Back in the early history of the Solar System, there was a clutter of debris left over from its formation.  We still have three major bands of it left -- the Asteroid Belt between Mars and Jupiter, the Kuiper Belt beyond the orbit of Neptune, and the Oort Cloud way out past the orbit of Pluto.  There are few asteroids left in the vicinity of the planets, because any that were there were swept up gravitationally.  In fact, that's one of the requirements for an object to be classified as a planet; that it clear the space near it of asteroids.  (This is the characteristic that caused Pluto to get demoted.)

But four billion years ago, there was a great deal more debris around.  Any large-ish asteroids that got near a planet resulted in their giving a gravitational yank on each other; if the asteroid was ahead of the planet, it had a bit of its energy stolen by the planet (making the planet's orbital axis get bigger); if it passed behind the planet, the reverse happened (making the planet's orbital axis shrink).  Well, according to the models described by Yeomans, eventually the pushing and pulling by all of the asteroids added up, and a curious thing happened.

The two largest planets, Jupiter and Saturn, had their orbits altered until they were in a highly stable configuration called a 2:1 orbital resonance.  

What this means is that they were in a pattern where Saturn's orbital period was exactly twice Jupiter's.  (They're still close to that; Saturn orbits the Sun once every 29.4 years, and Jupiter once every 11.9 years.)  But when they were in perfect 2:1 resonance, they reinforced each other's gravitational influence on the outer planets, Uranus and Neptune, giving them a kick every time they lined up -- a little like a kid on a playground swing kicking off every time they pass the ground.

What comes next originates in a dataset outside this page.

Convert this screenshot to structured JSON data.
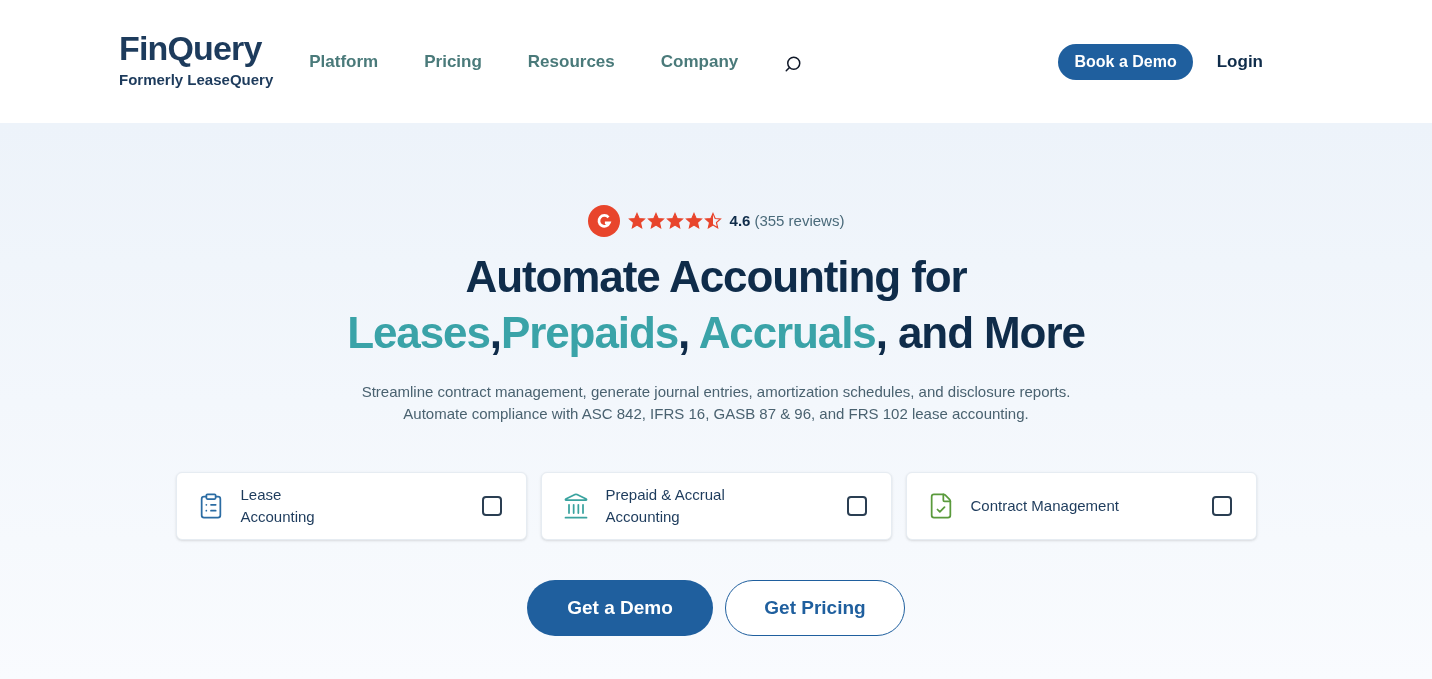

This did two things.  First, it gave energy to Uranus and Neptune, making their orbits bigger, moving them outwards.  Second, it subtracted energy from Jupiter and Saturn, making their orbits smaller (and eventually destroying the resonance).  But the important one here is Neptune, because the increase of its orbit moved it out into a region of space that hadn't been cleared of debris.  When Neptune slipped outward into the inner Kuiper Belt, around four billion years ago, this had the effect of slingshotting a great deal of that debris into the inner Solar System...

... turning Earth into a gigantic bullseye for meteor strikes.

So it's fascinating that if the Late Heavy Bombardment actually did occur, there's a good model for what might have caused it.

The good news is that now that Jupiter and Saturn are no longer in resonance, Neptune is more or less staying put, so any further target practice is unlikely.  Doesn't mean we're out of the woods completely, of course.  Yeomans's whole book is about the possibility of asteroid strikes.

But at least it looks like the barrage is a thing of the past.